How sea freight rates are making the ocean more appealing than the skies
A drug company’s switch highlights the booming transport industry
Astra Zenica, one of the biggest pharmaceutical companies in the world, is pushing air freight aside and moving forward with plans to make sea freight the main mode of transport for their drugs.
While at first glance sea freight seems time consuming, expensive, and old fashioned, it’s far from it — and companies like Astra Zenica are taking note.
Sea freight rates are the lowest in the industry, the transport is extremely energy efficient, and it’s becoming more reliable with technological advances. Those within the industry are now touting these advances, and targeting companies that once wrote them off for business — and it’s working.
Astra Zenica says although they’re going to save a lot of money with sea freight rates, reliability is why they’re switching. While it is important to get their drugs to their destinations on time, making sure they get there in a usable state is also important. That’s where air freight lacked.
The technology, and feasibility of keeping these drugs in a temperature controlled environment wasn’t necessarily improving in air freight. While some advances had been made, Astra Zenica says nearly 30 percent of their shipments needed to be quality controlled at the end due to lack of temperature control. This can be caused at multiple points before, during, and after air transport like when the drugs are being taken across the tarmac or when they’re loaded for their final destination.
But sea freight is uniquely qualified to keep these big batches temperature controlled. Once the product is loaded onto the ship (often at, or very close to where the drugs are manufactured), it can stay there in a controlled environment with the door closed until it reaches the final destination. Astra Zenica says just 17 percent of these shipments require a quality control check, and for that reason they’re switching.
It’s just one story, but it’s illustrative of where the market is going. Sea freight’s importance and prominence in the transport industry is growing.
Why are sea freight rates are so low?
There’s the common misconception that sea freight rates are high, and it probably stems from the fact that the infrastructure surrounding sea freight is costly to build and modernize.
Sea freight though, provides global transport for some of our world’s most heavy and important commodities like:
- Iron Ore
And sea freight can handle these worldwide shipments best for two reasons.
- Less FrictionThese shipments are heavy, and are traveling great distances (often across the globe). But this isn’t a problem for sea freight because water and buoyancy mean there is little friction for the ship to move across long distances with such massive shipments. This is very unique to sea freight, and with the increase in global demand for these resources, sea freight’s role in their distribution will only continue to grow.
- Economies of scaleThe growth in ship size, and the adoption of containerization has made the cost per unit of output decrease alongside an increase in cargo.
Final Answer: Containerization
While containerization isn’t specifically tied to one mode of transport, moving away from break-bulk cargo to containerization has revolutionized the sea freight industry.
Before containerization, break-bulk cargo was used to transport goods. But the stacking of boxes, drums, and pallets not only took up a lot of room, it was costly and time consuming to load them onto the ship and back off. Containerization made it easy to stack the containers, as well as remove them efficiently at the final destination and place them onto their next mode of transport (train, or truck).

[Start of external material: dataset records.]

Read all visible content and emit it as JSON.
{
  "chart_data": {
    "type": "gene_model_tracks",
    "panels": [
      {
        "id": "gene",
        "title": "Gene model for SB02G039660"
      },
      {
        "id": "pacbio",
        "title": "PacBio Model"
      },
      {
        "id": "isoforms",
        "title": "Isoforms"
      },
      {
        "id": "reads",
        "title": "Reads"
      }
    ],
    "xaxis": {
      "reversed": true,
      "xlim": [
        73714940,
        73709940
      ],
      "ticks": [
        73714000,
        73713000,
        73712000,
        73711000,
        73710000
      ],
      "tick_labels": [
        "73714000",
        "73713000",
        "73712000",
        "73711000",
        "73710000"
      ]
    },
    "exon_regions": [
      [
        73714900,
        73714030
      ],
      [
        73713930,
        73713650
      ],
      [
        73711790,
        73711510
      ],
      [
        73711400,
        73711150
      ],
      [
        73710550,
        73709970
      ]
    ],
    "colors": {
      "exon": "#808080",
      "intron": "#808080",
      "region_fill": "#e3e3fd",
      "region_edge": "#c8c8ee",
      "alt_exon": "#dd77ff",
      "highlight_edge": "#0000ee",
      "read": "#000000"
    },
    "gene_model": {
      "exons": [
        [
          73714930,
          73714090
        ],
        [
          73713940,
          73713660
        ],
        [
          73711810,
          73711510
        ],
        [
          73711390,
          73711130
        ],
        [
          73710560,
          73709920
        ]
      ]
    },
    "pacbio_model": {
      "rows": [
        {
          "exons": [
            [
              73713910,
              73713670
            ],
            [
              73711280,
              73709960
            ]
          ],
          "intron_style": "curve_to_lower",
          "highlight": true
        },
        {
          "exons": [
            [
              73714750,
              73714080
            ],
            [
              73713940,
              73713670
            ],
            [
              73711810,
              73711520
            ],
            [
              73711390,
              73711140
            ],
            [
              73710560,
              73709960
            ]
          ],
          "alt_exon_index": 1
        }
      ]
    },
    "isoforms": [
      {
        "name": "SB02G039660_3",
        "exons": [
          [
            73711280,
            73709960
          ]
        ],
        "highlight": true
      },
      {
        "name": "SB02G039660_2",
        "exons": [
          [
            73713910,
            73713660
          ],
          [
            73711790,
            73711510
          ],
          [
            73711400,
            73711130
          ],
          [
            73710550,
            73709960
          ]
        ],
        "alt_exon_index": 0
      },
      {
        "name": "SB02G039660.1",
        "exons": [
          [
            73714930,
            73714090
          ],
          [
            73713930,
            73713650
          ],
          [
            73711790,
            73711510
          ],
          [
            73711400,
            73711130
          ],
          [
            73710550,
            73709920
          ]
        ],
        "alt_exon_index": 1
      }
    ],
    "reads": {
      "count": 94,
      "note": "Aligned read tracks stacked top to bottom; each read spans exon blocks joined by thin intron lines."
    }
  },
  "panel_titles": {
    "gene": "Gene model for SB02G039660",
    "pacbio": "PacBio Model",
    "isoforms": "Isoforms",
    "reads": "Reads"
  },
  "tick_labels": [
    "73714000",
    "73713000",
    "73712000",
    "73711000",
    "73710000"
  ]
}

Containerization also made it possible to carry many different types of commodities. While bulk cargo dominates the industry (carrying freight that are liquid or dry not in a container, but rather in a specialized ship like a tanker), and break-bulk cargo allowed for other commodities to be transported, containers have allowed for better transport of goods. Companies can now maximize shipping their electronics from their manufacturer by strategically packaging and filling a container. It also allows for specialized containers, like those with refrigeration capabilities, to transfer medications and even food.
Containerization then has not only allowed the industry to grow by being able to physically carry more commodities, it has expanded the type of commodities it can now help globally distribute. Sea freight rates are then tied to a steady forecast of economies of scale.
Where the industry is going
Sea freight isn’t your great-grandfather’s transport mode anymore. It has only been getting faster since the 20th century, and that’s due to better ships and increased waterways.
Sea freight in our minds is often tied to unpredictable storms, gusting winds, and the misconception that these absolutely massive ships move at a turtle’s pace. But better navigation systems, and better built ships mean sea freight of the 21st century can for the most part withstand nature.
Ocean transport is also getting a little help from man. There’s the creation of canals like the Suez and the Panama (which allow the linking of oceans), as well as locks which lower and raise the water to help these massive boats get through them. Finally, there is dredging, which moves piles of sediments from one location to another in order to keep the waterways navigable. All of these advances are helping sea freight ships be more reliable, and travel faster.
In short, the industry is only getting faster thanks to technological advances in shipbuilding, navigation, and the creation and improvements of waterways. The continued demand for commodities, plus technological advances are securing a bright future for sea freight.